Shift contents of audio to the left or right on the amount of time in seconds. Indicate rotate flag to shift in circular fashion. Pass channel or channels to shift specific channels only.

// shift contents for 0.5s to the left
audio.shift(-.5)

// shift 100 samples of the left channel to the right in circular fashion
audio.shift(audio.time(100), {rotate: true, channel: 0})

audio.fade(time=0, duration=0.4, {gain:-40db, easing, start, end,channels}?)`

Fade in or fade out volume for the duration starting from time. Duration can be negative, in that case it will fade backwards, i.e. fade out. Options may supply easing function or specific gain.

Default easing is linear, but any of the eases functions can be used. easing function has signature v = ease(t), where t and v are from 0..1 range.

Fading is done by decibels to compensate logarithmic volume perception.

const eases = require('eases')

Audio.load('./source.ogg', audio => {
    //fade in 1s from the beginning
    audio.fade(1, easing.cubicInOut)

    //fade out 1s from the end
    .fade(-1, easing.quadIn)

    //fade in 20db during .2s starting at .6s
    .fade(.6, .2, {gain: -20})

    //fade out 5db during .2s starting at .8s (ending at 1s)
    .fade(1, .2, {gain: -5})
})

audio.repeat(times)

Repeat existing contents of audio indicated number of times.

// empty audio
zero = audio.repeat(0)

// no operation
audio = audio.repeat(1)

// repeat two times
twiceAudio = audio.repeat(2)

audio.normalize(time=0, duration?, {start, end, channels}?)

Normalize indicated interval or full audio, i.e. bring amplitudes to -1..+1 range. Max amplitude is found within all defined channels.

// normalize full contents
let audio = Audio(new Float32Array([0,.1,0,-.1]), {channels: 1}).normalize()
audio.get({channels: 0}) //[0, 1, 0, -1]

// normalize 0 and 1 channels
audio = Audio(new Float32Array([0,.1,  0,.2,  0,.3]), {channels: 3}).normalize({channel: [0, 1]})
audio.get() //[[0, .5], [0, 1], [0, .3]]
Property Meaning
channels Channels to affect, by default all.
start Start from the position.
end End at the position.
dcOffset TODO: Remove DC offset, by default true. Can be a number.
range TODO: Amplitudes range, by default [-1, 1].

audio.gain(volume, time=0, duration?, {start, end, channels}?)

Change volume of the interval of duration starting at time. volume is in decibels.

// make half as loud
let audio = new Audio(Array(44100).fill(1), 1).gain(-20)

audio.reverse(time=0, duration?, {start, end, channels}?)

Negate samples for the indicated part.

Audio('./sample.mp3', audio => {
    //reverse first three seconds of audio and play
    audio.reverse(0, 3).play()
})

audio.pan(balance=.5, {gain: -5})

Apply stereo panning with audio compensation.

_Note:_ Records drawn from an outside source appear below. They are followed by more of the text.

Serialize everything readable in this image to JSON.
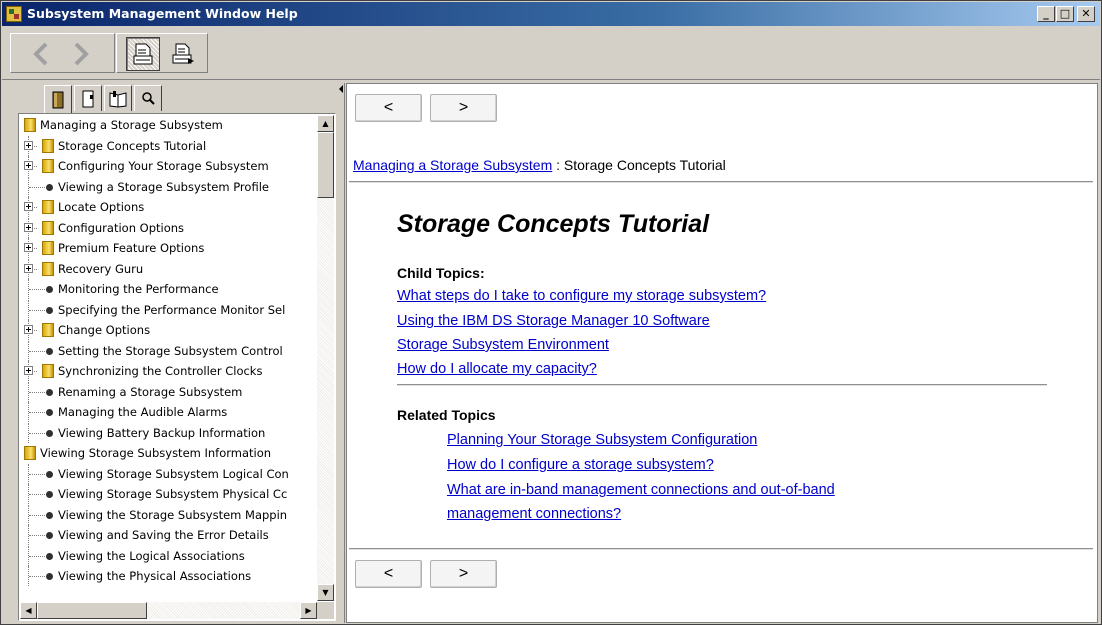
{
  "window": {
    "title": "Subsystem Management Window Help",
    "min_glyph": "_",
    "max_glyph": "□",
    "close_glyph": "✕"
  },
  "toolbar": {
    "back_icon": "back-arrow-icon",
    "forward_icon": "forward-arrow-icon",
    "hide_icon": "hide-pane-icon",
    "print_icon": "print-icon"
  },
  "tabs": [
    {
      "icon": "contents-book-icon"
    },
    {
      "icon": "index-icon"
    },
    {
      "icon": "bookmark-book-icon"
    },
    {
      "icon": "search-magnifier-icon"
    }
  ],
  "tree": [
    {
      "label": "Managing a Storage Subsystem",
      "kind": "folder",
      "level": 0
    },
    {
      "label": "Storage Concepts Tutorial",
      "kind": "folder",
      "level": 1,
      "expander": true
    },
    {
      "label": "Configuring Your Storage Subsystem",
      "kind": "folder",
      "level": 1,
      "expander": true
    },
    {
      "label": "Viewing a Storage Subsystem Profile",
      "kind": "page",
      "level": 1
    },
    {
      "label": "Locate Options",
      "kind": "folder",
      "level": 1,
      "expander": true
    },
    {
      "label": "Configuration Options",
      "kind": "folder",
      "level": 1,
      "expander": true
    },
    {
      "label": "Premium Feature Options",
      "kind": "folder",
      "level": 1,
      "expander": true
    },
    {
      "label": "Recovery Guru",
      "kind": "folder",
      "level": 1,
      "expander": true
    },
    {
      "label": "Monitoring the Performance",
      "kind": "page",
      "level": 1
    },
    {
      "label": "Specifying the Performance Monitor Sel",
      "kind": "page",
      "level": 1
    },
    {
      "label": "Change Options",
      "kind": "folder",
      "level": 1,
      "expander": true
    },
    {
      "label": "Setting the Storage Subsystem Control",
      "kind": "page",
      "level": 1
    },
    {
      "label": "Synchronizing the Controller Clocks",
      "kind": "folder",
      "level": 1,
      "expander": true
    },
    {
      "label": "Renaming a Storage Subsystem",
      "kind": "page",
      "level": 1
    },
    {
      "label": "Managing the Audible Alarms",
      "kind": "page",
      "level": 1
    },
    {
      "label": "Viewing Battery Backup Information",
      "kind": "page",
      "level": 1
    },
    {
      "label": "Viewing Storage Subsystem Information",
      "kind": "folder",
      "level": 0
    },
    {
      "label": "Viewing Storage Subsystem Logical Con",
      "kind": "page",
      "level": 1
    },
    {
      "label": "Viewing Storage Subsystem Physical Cc",
      "kind": "page",
      "level": 1
    },
    {
      "label": "Viewing the Storage Subsystem Mappin",
      "kind": "page",
      "level": 1
    },
    {
      "label": "Viewing and Saving the Error Details",
      "kind": "page",
      "level": 1
    },
    {
      "label": "Viewing the Logical Associations",
      "kind": "page",
      "level": 1
    },
    {
      "label": "Viewing the Physical Associations",
      "kind": "page",
      "level": 1
    }
  ],
  "content": {
    "prev_label": "<",
    "next_label": ">",
    "breadcrumb_link": "Managing a Storage Subsystem",
    "breadcrumb_sep": " : ",
    "breadcrumb_current": "Storage Concepts Tutorial",
    "heading": "Storage Concepts Tutorial",
    "child_topics_label": "Child Topics:",
    "child_topics": [
      "What steps do I take to configure my storage subsystem?",
      "Using the IBM DS Storage Manager 10 Software",
      "Storage Subsystem Environment",
      "How do I allocate my capacity?"
    ],
    "related_topics_label": "Related Topics",
    "related_topics": [
      "Planning Your Storage Subsystem Configuration",
      "How do I configure a storage subsystem?",
      "What are in-band management connections and out-of-band",
      "management connections?"
    ]
  }
}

audio.mix(otherAudio, time=0, duration?, {channels}?)

Lay second audio over the first one at the indicated interval.

audio.scale(amount, time=0, duration?, options)

Stretch or shrink audio for the fragment.

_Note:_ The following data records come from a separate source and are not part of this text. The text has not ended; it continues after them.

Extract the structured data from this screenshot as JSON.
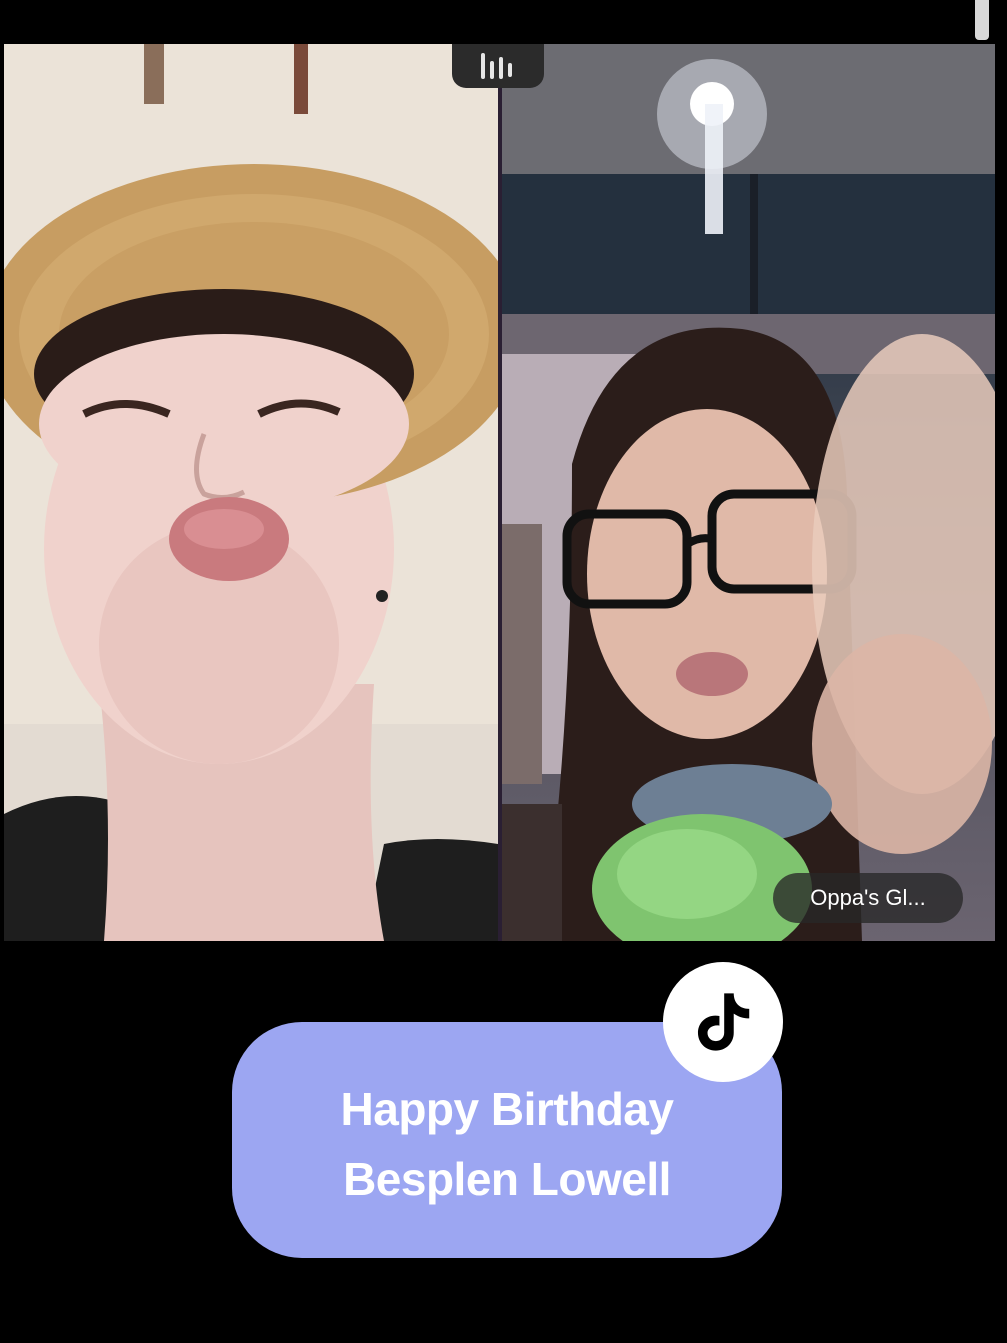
{
  "call": {
    "speaker_indicator_icon": "speaker-bars-icon",
    "left_participant_icon": "person-in-straw-hat",
    "right_participant_icon": "person-with-glasses",
    "right_participant_name": "Oppa's Gl..."
  },
  "caption": {
    "line1": "Happy Birthday",
    "line2": "Besplen Lowell"
  },
  "badge": {
    "icon": "tiktok-logo-icon"
  },
  "colors": {
    "background": "#000000",
    "caption_bubble": "#9ca6f2",
    "caption_text": "#ffffff",
    "name_tag_bg": "#282828",
    "badge_bg": "#ffffff"
  }
}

audio.through(buf => buf, time=0, duration?, {channels, block}?)`

Alias: audio.process

Process audio or part of it with a function.

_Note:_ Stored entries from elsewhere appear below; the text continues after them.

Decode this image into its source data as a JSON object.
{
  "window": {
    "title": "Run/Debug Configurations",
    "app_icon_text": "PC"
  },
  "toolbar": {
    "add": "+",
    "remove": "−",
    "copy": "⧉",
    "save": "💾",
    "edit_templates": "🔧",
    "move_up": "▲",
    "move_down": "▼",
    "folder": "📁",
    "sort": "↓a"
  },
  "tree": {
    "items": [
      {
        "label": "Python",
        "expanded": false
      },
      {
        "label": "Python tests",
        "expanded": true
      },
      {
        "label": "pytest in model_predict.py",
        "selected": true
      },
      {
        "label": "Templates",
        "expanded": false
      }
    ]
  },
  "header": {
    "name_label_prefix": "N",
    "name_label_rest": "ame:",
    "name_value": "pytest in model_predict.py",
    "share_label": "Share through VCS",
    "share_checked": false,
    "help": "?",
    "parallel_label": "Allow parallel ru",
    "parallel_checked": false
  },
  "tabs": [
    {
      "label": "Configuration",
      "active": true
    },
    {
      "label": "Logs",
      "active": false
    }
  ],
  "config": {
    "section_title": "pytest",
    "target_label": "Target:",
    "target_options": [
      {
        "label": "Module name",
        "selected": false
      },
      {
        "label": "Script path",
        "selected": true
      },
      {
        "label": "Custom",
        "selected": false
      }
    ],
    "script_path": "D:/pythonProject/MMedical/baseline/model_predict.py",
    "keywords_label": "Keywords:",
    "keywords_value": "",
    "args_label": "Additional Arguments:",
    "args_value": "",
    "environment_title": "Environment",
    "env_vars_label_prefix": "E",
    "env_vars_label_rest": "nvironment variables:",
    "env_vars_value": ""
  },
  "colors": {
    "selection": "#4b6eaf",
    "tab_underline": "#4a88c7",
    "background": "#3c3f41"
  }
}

// generate 2s of gray noise in stereo
let filter = require('audio-loudness')()
let noise = require('audio-noise/white')()
let grayNoise = Audio(2, 'stereo').through(noise).through(filter)

// create oscillator with LPF
let biquad = require('audio-biquad')({type: 'lpf', frequency: 880})
let saw = require('audio-oscillator')({type: 'saw', frequency: 440})
let dimmedSaw = Audio(2).through(saw).through(biquad)

Options

Property Default Meaning
frame, block false Enforce processing block size, ie. 1024 samples per block.
channel, channels all Affect only indicated channels, can be a number or array.